4857 Sayılı İş Kanunu’nun profesyonel sporcuları kanun kapsamı dışında bırakması, bir sorunu da beraberinde getirmiştir: Sporcu yetiştiren antrenör, İş Kanunu kapsamında mıdır yoksa Borçlar Kanunu kapsamında mıdır?

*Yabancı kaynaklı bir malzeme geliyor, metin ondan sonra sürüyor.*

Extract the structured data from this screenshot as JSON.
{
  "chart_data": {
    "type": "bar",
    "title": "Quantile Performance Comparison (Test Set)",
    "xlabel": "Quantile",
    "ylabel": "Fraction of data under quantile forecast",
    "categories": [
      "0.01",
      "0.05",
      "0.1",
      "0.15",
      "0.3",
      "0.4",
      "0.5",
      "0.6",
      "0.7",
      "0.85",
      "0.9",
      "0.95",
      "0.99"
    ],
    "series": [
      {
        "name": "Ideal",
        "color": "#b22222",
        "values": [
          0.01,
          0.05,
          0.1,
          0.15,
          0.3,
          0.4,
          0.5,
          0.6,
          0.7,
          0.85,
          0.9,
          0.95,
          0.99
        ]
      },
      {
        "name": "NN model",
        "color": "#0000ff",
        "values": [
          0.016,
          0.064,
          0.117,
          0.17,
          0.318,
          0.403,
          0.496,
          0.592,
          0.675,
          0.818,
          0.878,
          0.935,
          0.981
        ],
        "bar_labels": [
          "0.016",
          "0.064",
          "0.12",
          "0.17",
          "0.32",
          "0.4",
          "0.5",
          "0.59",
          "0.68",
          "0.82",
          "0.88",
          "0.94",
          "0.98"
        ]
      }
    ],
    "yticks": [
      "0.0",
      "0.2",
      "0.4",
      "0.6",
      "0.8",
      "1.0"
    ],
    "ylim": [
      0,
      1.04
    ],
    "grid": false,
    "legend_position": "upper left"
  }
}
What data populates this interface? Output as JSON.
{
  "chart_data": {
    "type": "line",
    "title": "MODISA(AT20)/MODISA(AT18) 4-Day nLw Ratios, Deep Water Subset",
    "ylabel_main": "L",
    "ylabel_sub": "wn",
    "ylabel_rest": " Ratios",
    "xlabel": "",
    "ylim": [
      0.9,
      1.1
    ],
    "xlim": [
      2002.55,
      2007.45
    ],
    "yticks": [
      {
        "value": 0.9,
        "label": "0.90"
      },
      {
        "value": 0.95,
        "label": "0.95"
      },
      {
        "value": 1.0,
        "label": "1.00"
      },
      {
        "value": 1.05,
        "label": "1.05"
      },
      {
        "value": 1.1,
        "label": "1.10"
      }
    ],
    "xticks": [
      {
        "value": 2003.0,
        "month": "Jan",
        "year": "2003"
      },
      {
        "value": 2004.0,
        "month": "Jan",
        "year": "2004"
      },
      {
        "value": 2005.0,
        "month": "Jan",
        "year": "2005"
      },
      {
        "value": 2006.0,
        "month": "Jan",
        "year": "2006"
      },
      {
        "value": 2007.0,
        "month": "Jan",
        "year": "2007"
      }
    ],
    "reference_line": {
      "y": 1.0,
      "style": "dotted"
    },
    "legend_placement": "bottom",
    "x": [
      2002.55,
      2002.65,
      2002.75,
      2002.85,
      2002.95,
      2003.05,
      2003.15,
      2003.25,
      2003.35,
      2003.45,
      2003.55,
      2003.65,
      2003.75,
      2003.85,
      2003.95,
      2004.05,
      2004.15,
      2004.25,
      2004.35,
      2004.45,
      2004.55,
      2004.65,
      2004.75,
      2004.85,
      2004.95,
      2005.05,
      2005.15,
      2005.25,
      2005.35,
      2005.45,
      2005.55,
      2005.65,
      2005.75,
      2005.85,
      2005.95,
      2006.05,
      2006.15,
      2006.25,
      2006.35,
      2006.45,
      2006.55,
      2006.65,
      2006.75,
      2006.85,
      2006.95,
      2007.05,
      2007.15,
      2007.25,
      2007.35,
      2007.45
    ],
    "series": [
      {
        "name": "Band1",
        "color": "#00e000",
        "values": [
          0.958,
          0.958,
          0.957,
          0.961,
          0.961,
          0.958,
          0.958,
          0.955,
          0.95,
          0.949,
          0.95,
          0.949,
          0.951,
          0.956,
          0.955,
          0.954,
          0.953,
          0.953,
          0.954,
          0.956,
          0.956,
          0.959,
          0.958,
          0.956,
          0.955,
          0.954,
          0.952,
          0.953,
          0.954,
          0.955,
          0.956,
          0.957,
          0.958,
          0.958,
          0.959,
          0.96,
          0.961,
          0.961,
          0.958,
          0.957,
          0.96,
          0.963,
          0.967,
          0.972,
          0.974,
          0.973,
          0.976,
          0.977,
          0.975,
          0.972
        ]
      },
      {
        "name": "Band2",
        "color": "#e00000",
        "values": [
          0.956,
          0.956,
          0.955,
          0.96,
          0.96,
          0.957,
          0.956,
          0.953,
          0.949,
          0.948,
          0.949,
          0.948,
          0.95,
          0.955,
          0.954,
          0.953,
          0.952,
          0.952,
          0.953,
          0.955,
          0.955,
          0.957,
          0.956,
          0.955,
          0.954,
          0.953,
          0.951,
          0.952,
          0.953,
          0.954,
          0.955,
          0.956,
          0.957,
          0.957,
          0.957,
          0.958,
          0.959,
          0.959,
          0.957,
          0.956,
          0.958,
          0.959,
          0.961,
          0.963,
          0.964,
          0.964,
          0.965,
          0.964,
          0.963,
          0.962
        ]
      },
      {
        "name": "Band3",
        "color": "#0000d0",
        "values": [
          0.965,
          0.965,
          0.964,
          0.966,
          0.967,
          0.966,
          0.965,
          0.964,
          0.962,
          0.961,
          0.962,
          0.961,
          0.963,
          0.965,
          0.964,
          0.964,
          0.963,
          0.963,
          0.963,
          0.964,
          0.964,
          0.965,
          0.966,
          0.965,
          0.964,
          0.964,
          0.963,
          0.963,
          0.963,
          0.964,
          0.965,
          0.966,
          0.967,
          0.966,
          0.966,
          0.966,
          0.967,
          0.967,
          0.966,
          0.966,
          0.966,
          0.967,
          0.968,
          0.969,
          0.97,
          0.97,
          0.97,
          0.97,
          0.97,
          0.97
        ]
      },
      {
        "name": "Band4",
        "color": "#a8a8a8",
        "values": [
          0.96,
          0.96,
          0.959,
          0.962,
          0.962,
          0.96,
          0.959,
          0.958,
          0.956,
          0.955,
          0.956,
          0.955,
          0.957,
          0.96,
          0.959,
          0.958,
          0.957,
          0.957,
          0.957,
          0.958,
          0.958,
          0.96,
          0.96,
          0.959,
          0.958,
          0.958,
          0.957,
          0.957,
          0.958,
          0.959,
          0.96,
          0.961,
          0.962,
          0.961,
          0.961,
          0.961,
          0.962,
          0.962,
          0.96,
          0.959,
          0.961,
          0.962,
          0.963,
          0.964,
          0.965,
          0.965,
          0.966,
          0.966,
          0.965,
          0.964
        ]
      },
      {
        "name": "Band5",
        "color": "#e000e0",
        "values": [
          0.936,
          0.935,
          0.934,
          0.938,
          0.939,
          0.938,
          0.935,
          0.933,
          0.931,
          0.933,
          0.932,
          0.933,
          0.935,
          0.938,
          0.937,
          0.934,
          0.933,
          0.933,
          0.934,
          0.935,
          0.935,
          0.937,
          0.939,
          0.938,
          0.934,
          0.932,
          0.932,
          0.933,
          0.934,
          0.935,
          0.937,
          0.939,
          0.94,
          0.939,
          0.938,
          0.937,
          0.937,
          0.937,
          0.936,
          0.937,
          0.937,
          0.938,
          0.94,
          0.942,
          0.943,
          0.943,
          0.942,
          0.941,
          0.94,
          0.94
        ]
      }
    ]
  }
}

Bu konuda Yargıtay’ın yakın tarihli bir kararı uygulamayı son derece açık bir şekilde ortaya koymaktadır. Yargıtay 22. Hukuk Dairesi’nin 2016/16083 E. 2016/17467 K. sayılı 13.6.2016 tarihli ilamı hükmü şu şekildedir:
“Uyuşmazlık, taraflar arasındaki ilişkinin 4857 Sayılı İş Kanunu kapsamında değerlendirilip değerlendirilemeyeceği, bu bağlamda iş mahkemesinin görevi ve uyuşmazlığın tahkim yolu ile çözümlenip çözümlenmeyeceği noktasında toplanmaktadır. Sporla doğrudan uğraşan sporcunun İş Kanunu kapsamında kalmadığı açıktır. Ancak doğrudan aktif spor yapmayan, sporcuyu aktif spor yapması için hazırlayan antrenör ile aktif görevi daha çok direktif vermek olan ve takımı başarıya ulaştırma görevi de bulunan teknik direktörün sporcu sayılmaması ve İş Kanunu kapsamında bir işçi olarak kabul edilmesi gerekir. Dosya içeriğine göre, davacının dava dışı ... Spor Kulübü Derneğinde voleybol antrönörü olarak çalıştığı taraflar arasında tartışmasızdır. Yarışma ve müsabakalara aktif sporcu olarak da katılmamıştır. Bu durumda, kulübü ile arasında organik bağ bulunduğu iddiası ile ... Belediye Başkanlığına yöneltmiş olduğu davaya bakma görevi iş mahkemelerine aittir. Ayrıca davacının bağlı bulunduğu federasyonun yönetmelik veya genelgelerinde özel hakem veya tahkim şartının öngörülmesi iş mahkemesinin görevini ortadan kaldırmayacaktır. Uyuşmazlığın tahkim yoluyla çözümlenmesi gerektiği itirazı ilk itiraz olarak düzenlenmiştir. Davacı tarafından imzalanan sözleşmede düzenlenen tahkim şartının ilk itiraz olarak da ileri sürülmemiş olması karşısında davanın bu sebeple usulden reddedilme imkanı bulunmamaktadır. Mahkemece işin esasına girilerek bir karar verilmesi gerekirken görevsizlik kararı verilmesi hatalıdır” (Yargıtay 22. Hukuk Dairesi’nin 2016/16083 E. 2016/17467 K. sayılı 13.6.2016 tarihli ilamı).
Bu ilamda iki nokta önemlidir. Bunlardan birincisi, müsabık aktif sporcu olmayan, yarışmaya katılmayan antrenörün, İş Kanunu kapsamında işçi olarak kabul edileceğidir.
Dolayısıyla, antrenörler İş Kanunu’nun sağladığı tüm koruyucu hükümlerden istifade edebileceklerdir.
İkinci husus ise, tahkim hakkındadır. Yargıtay, tahkim şartının İş Mahkemelerinin görevini ortadan kaldırmayacağını belirterek, bunun bir ilk itiraz olduğunu, ilk itiraz olarak ileri sürülmemesi halinde ise kabul edilmeyeceğine hükmetmiştir.
Dolayısıyla, ilgili içtihat, antrenörlerin yaşayabileceği iş ihtilaflarında izlenmesi gereken yolu göstermesi açısından oldukça önemlidir.